Dementsprechend war die Spannung groß. Selbst der Chef des staatlichen Senders RAI 1, Fabrizio del Noce, wusste nichts Genaues. Die Spekulationen reichten von Madonna bis zum Zapatistenführer Subcomandante Marcos. Als klar wurde, dass es um das Thema Meinungsfreiheit gehen würde, war del Noce hochgradig alarmiert. Der Mann, der auch schon für Silvio Berlusconis Partei Forza Italia im Parlament saß, konnte die Ausstrahlung zwar nicht verhindern, kündigte aber an, notfalls das RAI-Logo während der Sendung auszublenden.

Pressefreiheit wie in der Mongolei

Die Befürchtungen waren berechtigt, denn Celentano machte von seiner Narrenfreiheit reichlich Gebrauch. Auf einer Leinwand präsentierte er erst obige Drohung des Senderchefs als Zitat und dann die Länder-Rangliste der US-Organisation Freedom House zur aktuellen Lage der Pressfreiheit. Italien rangiert dort mit Bolivien und der Mongolei auf dem 77. Platz und wurde als nur "teilweise frei" eingestuft. Dazu sagte Celentano: "Alle haben Angst vor den Worten. Heutzutage kann man nur die Dinge sagen, die niemanden stören."

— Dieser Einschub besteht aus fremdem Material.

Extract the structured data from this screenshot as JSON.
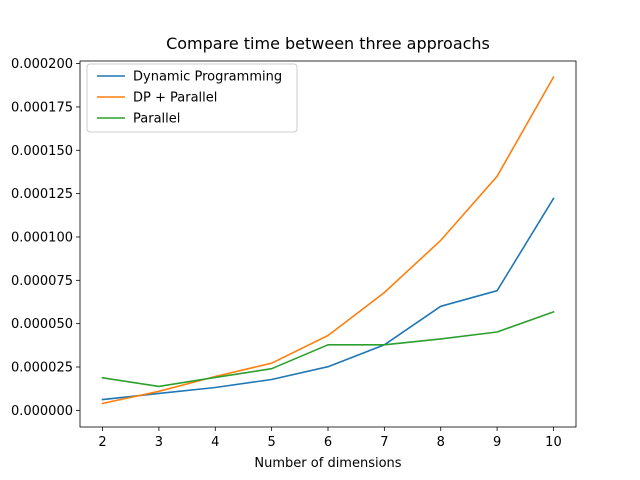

In Italien hatte die Politik schon immer einen großen Einfluss auf das staatliche Fernsehen. Der Aufsichtsrat und die Direktoren der RAI werden von der jeweiligen Parlamentsmehrheit bestimmt. Nach jedem Regierungswechsel wurden auch die Führungsspitzen im Rundfunk ausgetauscht. Deshalb wird dem derzeitigen Regierungschef Silvio Berlusconi auch immer wieder vorgeworfen, er könne neben seiner privaten Sendergruppe Mediaset nun auch die drei staatlichen Sender kontrollieren.

Doch an diesem Abend war alles ein wenig anders. So auch der mit Spannung erwartete Auftritt der Gäste. Eingeladen waren drei Journalisten, die inzwischen zu Symbolfiguren für die regierungsffeindlichen Politik der RAI geworden sind. Silvio Berlusconi hatte ihnen einen "kriminellen Gebrauch des Fernsehens" vorgeworfen und prompt waren deren Sendungen abgesetzt worden. Aber auch am Donnerstag blieben ihre Stühle symbolisch leer: zwei der Geschassten, Enzo Biagi und Daniele Luttazzi, hatten es abgelehnt in dem Sender aufzutreten, der sie entlassen hatte.

Michele Santoro, der Dritte im Bunde, gab sich dagegen kämpferisch. Am Vortag hatte er sogar noch sein Mandat als EU-Parlamentarier niedergelegt, denn Politiker dürfen in ihrer Funktion nicht in Unterhaltungssendungen auftreten. Dankbar nahm Santoro dann das Mikrofon von Celentano und erklärte, er werde hoffentlich bald wieder ein eigenes in der Hand halten können. Zurzeit streitet der Journalist vor einem Arbeitsgericht um seine Wiedereinstellung. Am Ende seines kurzen Auftritt rief Santoro ins Publikum: "Es lebe die Kultur und die Freiheit!"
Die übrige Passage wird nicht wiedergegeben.